А как же испанская революция? Вооруженные группы анархистов (говорят авторы) «в качестве большинства самооправданий используют примеры (какие именно, нам так и не сообщают) из времен испанской революции, испанской войны и городских вооруженных столкновений, которые продолжались там даже после Второй мировой войны». Да, именно. Городские партизаны, террористы, имели какие-то «оправдания». Всегда имеют. Никто не берет в руки оружие, не имея на то причин. Чем еще удивите?

«Гражданская война в Испании — идеальный пример для нашего тезиса, потому что лозунг «сначала выиграем войну» использовали там против политики, чтобы остановить революцию, а потом обратить ее вспять, вернуть под контроль сталинистского республиканского правительства». Так рассуждают тупые ослы. Они ошибочно ставят знак равенства между тем, что австралийцы зовут «политикой», и тем, что сделали испанцы, — «революцией». Для белоручек из страны антиподов «политика» означает создание альтернативных институций (обычный левацкий набор: лоббирование электората, продовольственные кооперативы и т. д.) плюс пропаганда. Для всех испанских революционеров она означала гораздо больше и, уж конечно, включала в себя вооруженные действия. Революцию делают оружием — не в меньшей степени, чем войну. Когда колонна Дуррути заняла город Фрага и расстреляла 38 полицейских, священников, адвокатов, домовладельцев и пр. — это была политика. И революция. И, как говорят некоторые, терроризм. Если это — идеальный пример, то чего именно это пример, скажите, пожалуйста, если не коллективного политического насилия, примененного анархистами?

Верно, что насилие анархистов часто имело обратный эффект и не помогло одержать ни одной прочной победы. Но это всего лишь значит, что анархизм на настоящий момент провалился.
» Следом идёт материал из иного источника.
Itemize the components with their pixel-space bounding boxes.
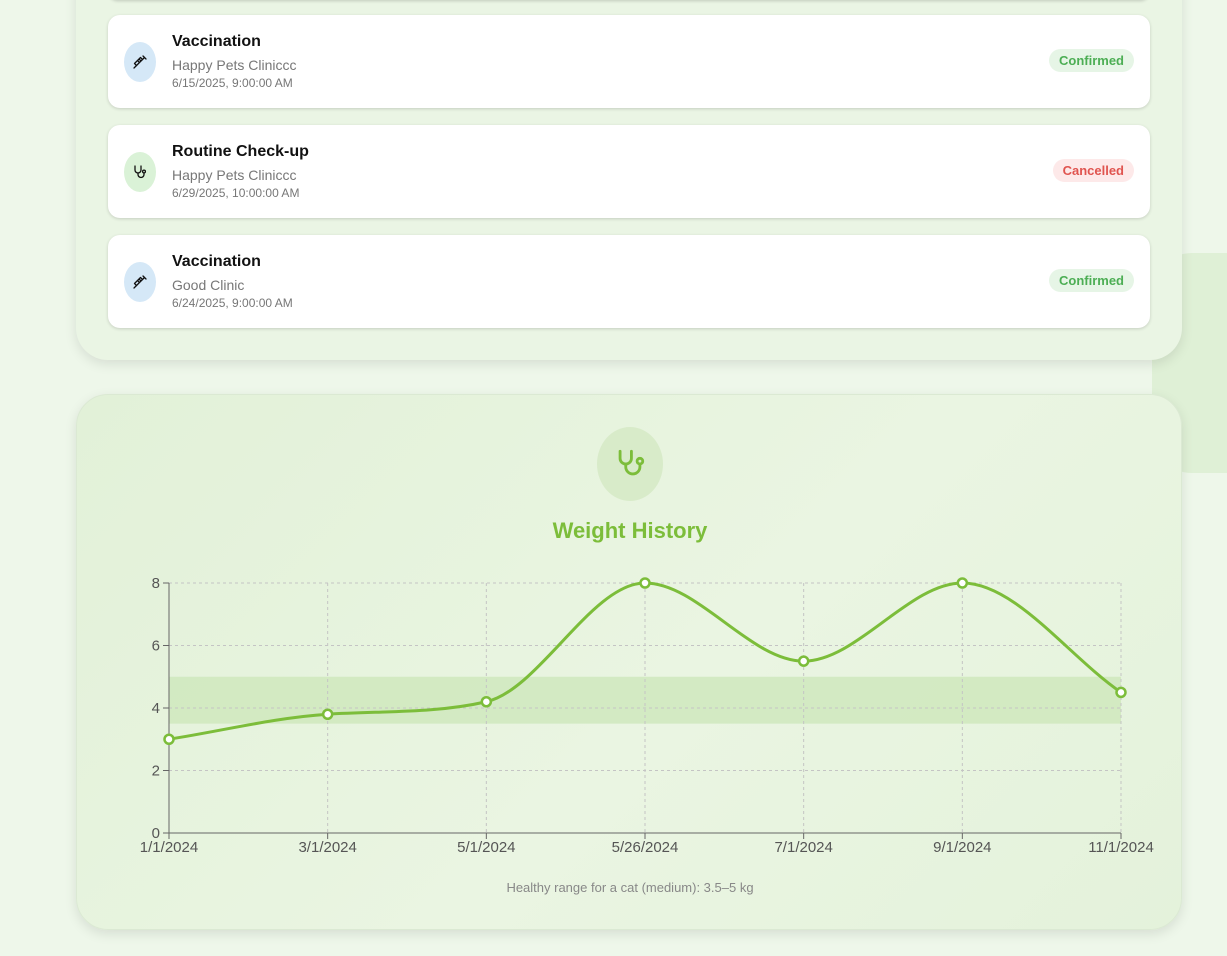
x-tick-label: 11/1/2024 [1088, 839, 1154, 856]
x-tick-label: 9/1/2024 [933, 839, 991, 856]
data-point [797, 655, 810, 667]
x-tick-label: 1/1/2024 [140, 839, 198, 856]
weight-history-panel: Weight History 0 2 4 6 8 1/1/2024 3/1/2024 5/1/… [76, 394, 1182, 930]
appointment-clinic: Good Clinic [172, 277, 245, 293]
appointment-card[interactable]: Vaccination Happy Pets Cliniccc 6/15/202… [108, 15, 1150, 108]
appointment-date: 6/15/2025, 9:00:00 AM [172, 76, 293, 90]
data-point [1115, 686, 1127, 699]
y-tick-label: 2 [152, 763, 160, 780]
appointment-clinic: Happy Pets Cliniccc [172, 57, 297, 73]
appointment-card[interactable]: Vaccination Good Clinic 6/24/2025, 9:00:… [108, 235, 1150, 328]
appointment-clinic: Happy Pets Cliniccc [172, 167, 297, 183]
appointment-type: Routine Check-up [172, 143, 309, 160]
appointment-type: Vaccination [172, 253, 261, 270]
data-point [321, 708, 334, 720]
appointment-date: 6/29/2025, 10:00:00 AM [172, 186, 300, 200]
y-tick-label: 8 [152, 575, 160, 592]
x-tick-label: 5/26/2024 [612, 839, 679, 856]
appointment-date: 6/24/2025, 9:00:00 AM [172, 296, 293, 310]
x-tick-label: 5/1/2024 [457, 839, 515, 856]
status-badge: Confirmed [1049, 269, 1134, 292]
data-point [956, 577, 969, 589]
appointment-card[interactable]: Routine Check-up Happy Pets Cliniccc 6/2… [108, 125, 1150, 218]
x-tick-label: 7/1/2024 [774, 839, 832, 856]
stethoscope-icon [124, 152, 156, 192]
x-tick-label: 3/1/2024 [298, 839, 356, 856]
data-point [480, 696, 493, 708]
data-point [639, 577, 651, 589]
y-tick-label: 4 [152, 700, 160, 717]
data-point [163, 733, 175, 745]
appointment-type: Vaccination [172, 33, 261, 50]
weight-chart: 024681/1/2024 3/1/2024 5/1/2024 5/26/2024 7/… [140, 575, 1154, 856]
syringe-icon [124, 42, 156, 82]
syringe-icon [124, 262, 156, 302]
status-badge: Confirmed [1049, 49, 1134, 72]
y-tick-label: 6 [152, 638, 160, 655]
healthy-range-caption: Healthy range for a cat (medium): 3.5–5 … [506, 880, 754, 895]
status-badge: Cancelled [1052, 159, 1134, 182]
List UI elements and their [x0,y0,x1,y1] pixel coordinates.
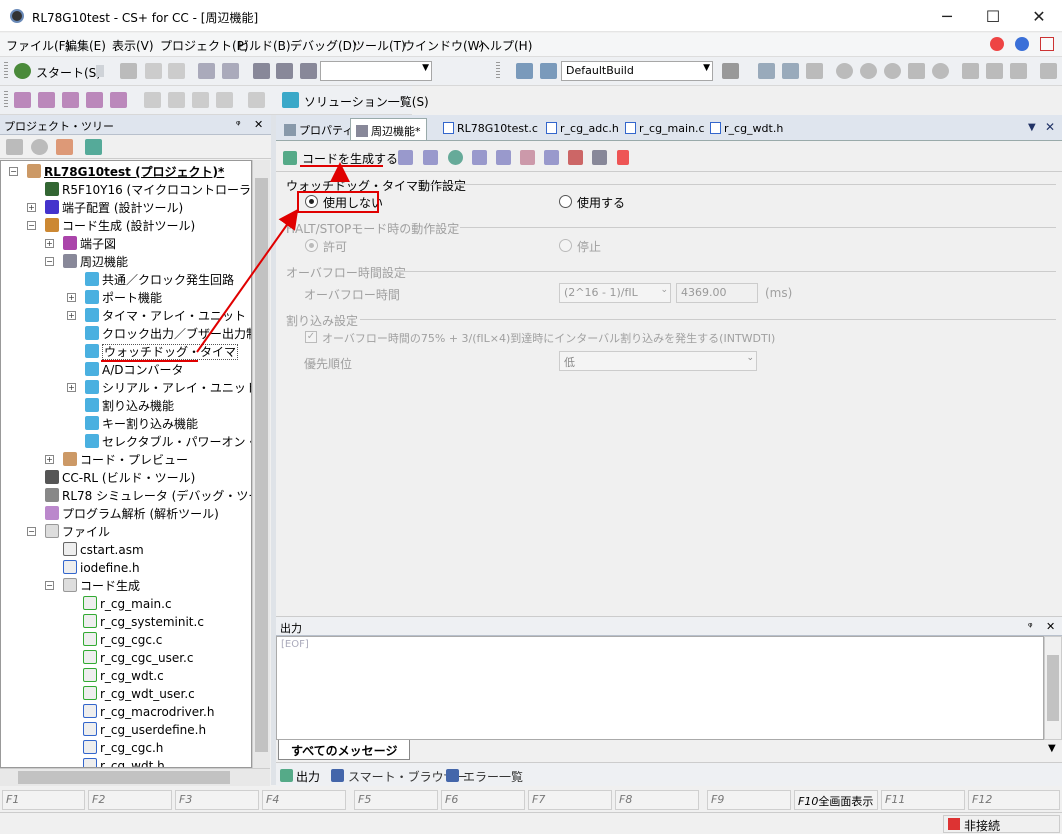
fkey-button[interactable]: F9 [707,790,791,810]
fkey-button[interactable]: F8 [615,790,699,810]
fkey-button[interactable]: F1 [2,790,85,810]
output-text-area[interactable]: [EOF] [276,636,1044,740]
pin-icon[interactable]: ᵠ [1028,620,1033,633]
fkey-button[interactable]: F6 [441,790,525,810]
fkey-button[interactable]: F7 [528,790,612,810]
output-title: 出力 [280,622,302,635]
fkey-button[interactable]: F11 [881,790,965,810]
fkey-button[interactable]: F4 [262,790,346,810]
connection-status: 非接続 [964,819,1001,833]
error-list-icon [446,769,459,782]
output-eof: [EOF] [281,639,309,650]
browser-icon [331,769,344,782]
fkey-button[interactable]: F2 [88,790,172,810]
output-scrollbar[interactable] [1044,636,1062,740]
status-bar: 非接続 [0,812,1062,834]
fkey-button[interactable]: F12 [968,790,1060,810]
arrow-to-unused [196,208,299,353]
scroll-thumb[interactable] [1047,655,1059,721]
tab-list-icon[interactable]: ▼ [1048,743,1056,754]
output-pane-header: 出力 ᵠ ✕ [276,616,1062,636]
output-tab-strip: すべてのメッセージ ▼ [276,740,1062,760]
fkey-label: F10 [798,795,819,808]
output-tab[interactable]: 出力 [296,768,320,785]
disconnected-icon [948,818,960,830]
error-list-tab[interactable]: エラー一覧 [463,768,523,785]
connection-status-panel: 非接続 [943,815,1060,833]
fkey-f10-button[interactable]: F10全画面表示 [794,790,878,810]
fkey-f10-label: 全画面表示 [818,795,874,808]
bottom-tab-strip: 出力 スマート・ブラウザー エラー一覧 [276,762,1062,786]
output-icon [280,769,293,782]
pane-close-icon[interactable]: ✕ [1046,620,1055,633]
fkey-button[interactable]: F3 [175,790,259,810]
fkey-button[interactable]: F5 [354,790,438,810]
all-messages-tab[interactable]: すべてのメッセージ [278,740,411,760]
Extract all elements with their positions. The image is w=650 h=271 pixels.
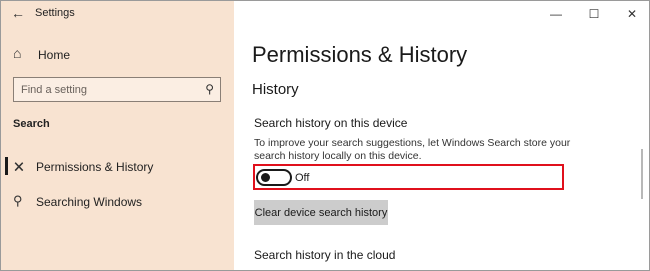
back-arrow-icon[interactable]: ← <box>11 5 25 21</box>
search-icon[interactable]: ⚲ <box>205 82 214 96</box>
selected-indicator <box>5 157 8 175</box>
sidebar: ← Settings ⌂ Home ⚲ Search 🗙 Permissions… <box>1 1 234 270</box>
section-title-history: History <box>252 81 299 98</box>
settings-window: ← Settings ⌂ Home ⚲ Search 🗙 Permissions… <box>0 0 650 271</box>
maximize-button[interactable]: ☐ <box>575 1 613 27</box>
find-setting-box[interactable]: ⚲ <box>13 77 221 102</box>
setting-description: To improve your search suggestions, let … <box>254 137 571 162</box>
scrollbar[interactable] <box>641 149 643 199</box>
sidebar-item-searching-windows[interactable]: Searching Windows <box>36 195 142 209</box>
window-controls: — ☐ ✕ <box>537 1 649 27</box>
main-content: — ☐ ✕ Permissions & History History Sear… <box>234 1 649 270</box>
clear-device-search-history-button[interactable]: Clear device search history <box>254 200 388 225</box>
permissions-icon: 🗙 <box>14 158 24 173</box>
page-title: Permissions & History <box>252 42 468 67</box>
setting-title-search-history-cloud: Search history in the cloud <box>254 248 396 262</box>
search-icon: ⚲ <box>13 193 23 208</box>
sidebar-section-header: Search <box>13 118 50 130</box>
sidebar-item-permissions-history[interactable]: Permissions & History <box>36 160 153 174</box>
setting-title-search-history-device: Search history on this device <box>254 116 408 130</box>
sidebar-item-home[interactable]: Home <box>38 48 70 62</box>
minimize-button[interactable]: — <box>537 1 575 27</box>
toggle-knob <box>261 173 270 182</box>
toggle-state-label: Off <box>295 172 310 184</box>
home-icon[interactable]: ⌂ <box>13 45 21 61</box>
find-setting-input[interactable] <box>14 78 194 101</box>
close-button[interactable]: ✕ <box>613 1 649 27</box>
search-history-toggle[interactable] <box>256 169 292 186</box>
app-title: Settings <box>35 7 75 19</box>
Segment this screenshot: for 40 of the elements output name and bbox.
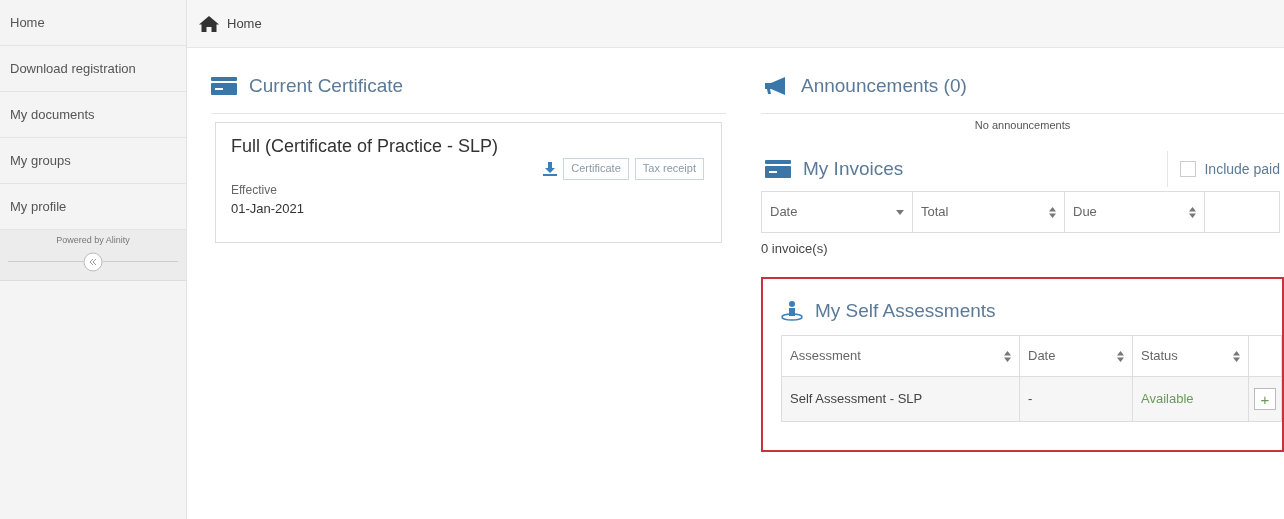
column-header[interactable]: Date — [762, 192, 913, 232]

Провалилась анархистская пропаганда. Провалились анархистские организации. Провалились анархистские школы. Если анархизм чего-то вообще достиг, то насилием (например, в Испании и на Украине) он достиг гораздо большего, чем любым другим путем.

На самом же деле, никакими путями анархисты не совершили ничего похожего на то, чего добились их соперники, — левые, фашисты и либералы. К примеру, анархистская пропаганда по действенности и близко не подошла к пропаганде нацистов, телеевангелистов и социалистов-фабианцев. Их институционное строительство (которое расхваливает австралийский консорциум) не дало ничего, кроме анархистов, пакующих гранолу в продовольственных кооперативах и поставляющих живую массу для демонстраций, которые, если ничего серьезно не сломается, СМИ все равно припишут сталинистам, феминисткам или «зеленым». Все, что умеют анархисты, другие умеют гораздо лучше. Не может ли быть так, что людей отпугивает собственно анархизм — не его образ? Что он так сильно пробуждает в них страх свободы, что они рады схватиться за любую масс-медийную клевету вроде «терроризма», чтобы получить повод отвернуться и не смотреть?

Моя цель в этом эссе ограничена и негативна — прополоть какое-то количество сорняков, ничего не сажая. Если у анархистов и правда есть проблема с публичным образом, то она связана с самим анархизмом — не с изредка сопутствующим ему терроризмом. Кажется, что австралийских анархистов гораздо больше волнует не то, как анархистская идеология рассматривает так называемый терроризм, а то, как убедить собственное правительство в том, что они совершенно безвредны. К их вечному стыду, я абсолютно убежден, что это так и есть. Но любой анархизм, который хочет быть по отношению к государству более, чем просто безвредным, должен другим, куда более радикальным образом учитывать и «терроризм», и многое другое.

ФЕМИНИЗМ КАК ФАШИЗМ

Как сказано в названии известной детской книжки, «Свиньи — это свиньи» — независимо от того, какой формы у них гениталии. Ильза Кох — не «сестра», а нацистка. Любовь — это не ненависть, война — это не мир, свобода — это не рабство, сожжение книг никого не может освободить. Перед каждым, кто решит бороться с властью с помощью революции, встанет много сложных вопросов. Для начала, однако, надо правильно отвечать на простые.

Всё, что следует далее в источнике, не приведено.